The East Antarctic Ice Sheet is currently thought to be relatively stable in the face of global warming compared with the much smaller ice sheet in West Antarctica, but Totten Glacier is bucking the trend by losing substantial amounts of ice.
The new research revealed that Totten Glacier may be even more vulnerable than previously thought. Current rates of climate change could trigger instability in a major Antarctic glacier, ultimately leading to nearly three metre rise of the sea level, say researchers.
‘If climate change continues unabated, the Totten Glacier could cross a critical threshold within the next century, entering an irreversible period of very rapid retreat.’
The scientists looked at the future of Totten glacier, a significant glacier in Antarctica that drains one of the world's largest areas of ice, on the East Antarctic Ice Sheet (EAIS). By studying the history of Totten's advances and retreats, the researchers discovered that if climate change continues unabated, the glacier could cross a critical threshold within the next century, entering an irreversible period of very rapid retreat.
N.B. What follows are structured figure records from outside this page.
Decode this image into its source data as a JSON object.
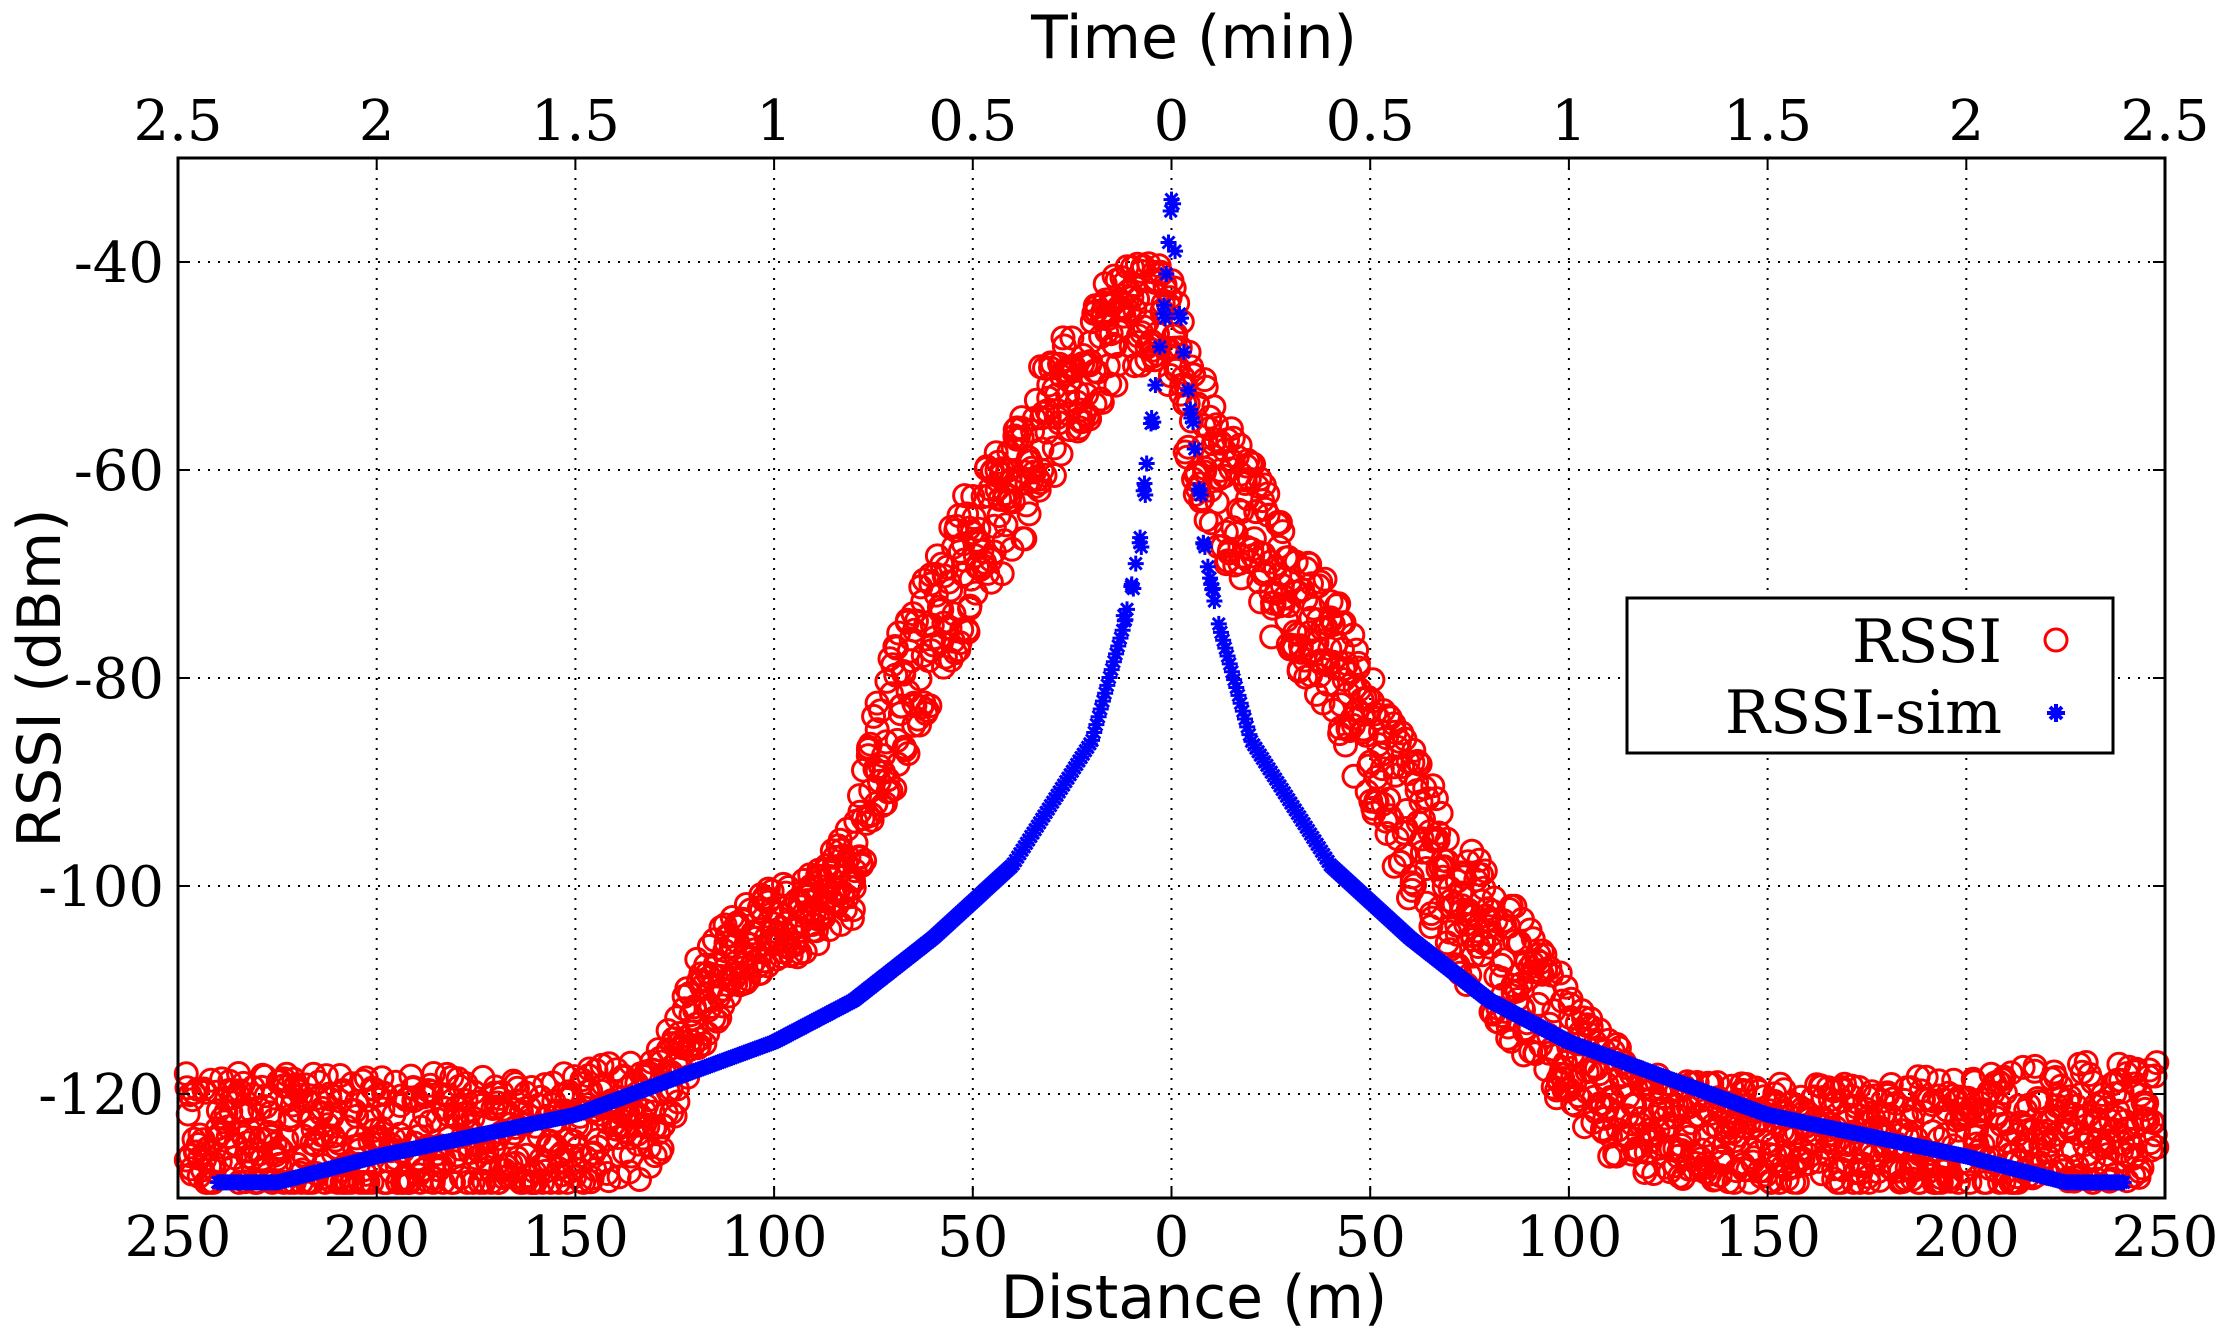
{
  "chart_data": {
    "type": "scatter",
    "title": "",
    "top_axis": {
      "label": "Time (min)",
      "tick_labels": [
        "2.5",
        "2",
        "1.5",
        "1",
        "0.5",
        "0",
        "0.5",
        "1",
        "1.5",
        "2",
        "2.5"
      ]
    },
    "bottom_axis": {
      "label": "Distance (m)",
      "tick_labels": [
        "250",
        "200",
        "150",
        "100",
        "50",
        "0",
        "50",
        "100",
        "150",
        "200",
        "250"
      ]
    },
    "xlim": [
      -250,
      250
    ],
    "ylabel": "RSSI (dBm)",
    "ylim": [
      -130,
      -30
    ],
    "yticks": [
      -120,
      -100,
      -80,
      -60,
      -40
    ],
    "ytick_labels": [
      "-120",
      "-100",
      "-80",
      "-60",
      "-40"
    ],
    "grid": true,
    "legend_position": "center-right",
    "series": [
      {
        "name": "RSSI",
        "marker": "circle-open",
        "color": "#ff0000",
        "envelope": {
          "x": [
            -250,
            -200,
            -160,
            -130,
            -120,
            -110,
            -100,
            -90,
            -80,
            -75,
            -70,
            -60,
            -50,
            -40,
            -30,
            -20,
            -10,
            -5,
            0,
            5,
            10,
            20,
            30,
            40,
            50,
            60,
            70,
            80,
            90,
            100,
            110,
            120,
            140,
            160,
            200,
            250
          ],
          "y": [
            -124,
            -124,
            -124,
            -122,
            -112,
            -106,
            -104,
            -102,
            -98,
            -88,
            -84,
            -75,
            -68,
            -62,
            -55,
            -49,
            -45,
            -45,
            -47,
            -54,
            -60,
            -66,
            -72,
            -78,
            -86,
            -94,
            -100,
            -106,
            -110,
            -116,
            -120,
            -123,
            -124,
            -124,
            -124,
            -122
          ],
          "spread": [
            6,
            6,
            6,
            6,
            5,
            4,
            4,
            4,
            5,
            6,
            7,
            7,
            7,
            7,
            7,
            6,
            5,
            5,
            6,
            7,
            7,
            7,
            7,
            7,
            7,
            8,
            7,
            7,
            7,
            6,
            6,
            5,
            5,
            5,
            6,
            6
          ]
        }
      },
      {
        "name": "RSSI-sim",
        "marker": "asterisk",
        "color": "#0000ff",
        "model": {
          "points": [
            [
              0,
              -34
            ],
            [
              2,
              -45
            ],
            [
              5,
              -55
            ],
            [
              7,
              -62
            ],
            [
              8,
              -67
            ],
            [
              10,
              -71
            ],
            [
              12,
              -75
            ],
            [
              20,
              -86
            ],
            [
              40,
              -98
            ],
            [
              60,
              -105
            ],
            [
              80,
              -111
            ],
            [
              100,
              -115
            ],
            [
              150,
              -122
            ],
            [
              200,
              -126
            ],
            [
              240,
              -130
            ]
          ]
        }
      }
    ]
  }
}
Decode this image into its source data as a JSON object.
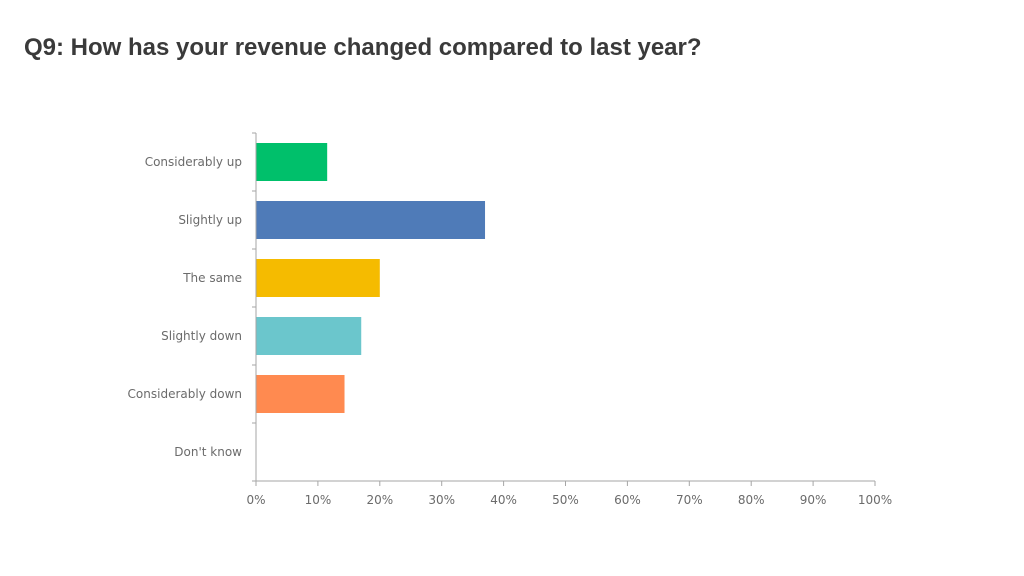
{
  "slide": {
    "title": "Q9: How has your revenue changed compared to last year?"
  },
  "chart_data": {
    "type": "bar",
    "orientation": "horizontal",
    "title": "",
    "xlabel": "",
    "ylabel": "",
    "categories": [
      "Considerably up",
      "Slightly up",
      "The same",
      "Slightly down",
      "Considerably down",
      "Don't know"
    ],
    "values": [
      11.5,
      37,
      20,
      17,
      14.3,
      0
    ],
    "colors": [
      "#00c06b",
      "#4f7bb8",
      "#f5bb00",
      "#6bc6cc",
      "#ff8a50",
      "#cccccc"
    ],
    "xlim": [
      0,
      100
    ],
    "x_ticks": [
      "0%",
      "10%",
      "20%",
      "30%",
      "40%",
      "50%",
      "60%",
      "70%",
      "80%",
      "90%",
      "100%"
    ],
    "grid": false,
    "legend": "none"
  }
}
This would cause it to withdraw up to 300 kilometres inland in the following centuries and release vast quantities of water, contributing up to 2.9 metres to global sea-level rise. "The evidence coming together is painting a picture of East Antarctica being much more vulnerable to a warming environment than we thought," said study co-author Martin Siegert, professor at Imperial College London.
"This is something we should worry about. Totten Glacier is losing ice now, and the warm ocean water that is causing this loss has the potential to also push the glacier back to an unstable place," Siegert noted.
The findings were published in the journal Nature
. To uncover the history of Totten Glacier's movements, the team looked at the sedimentary rocks below the glacier using airborne geophysical surveys. From the geological record, influenced by the erosion by ice above, they were able to understand the history of the glacier stretching back millions of years.
The researchers found that the glacier has retreated more quickly over certain 'unstable' regions in the past. Based on this evidence, the scientists believe that when the glacier hits these regions again we will see the same pattern of rapid retreat.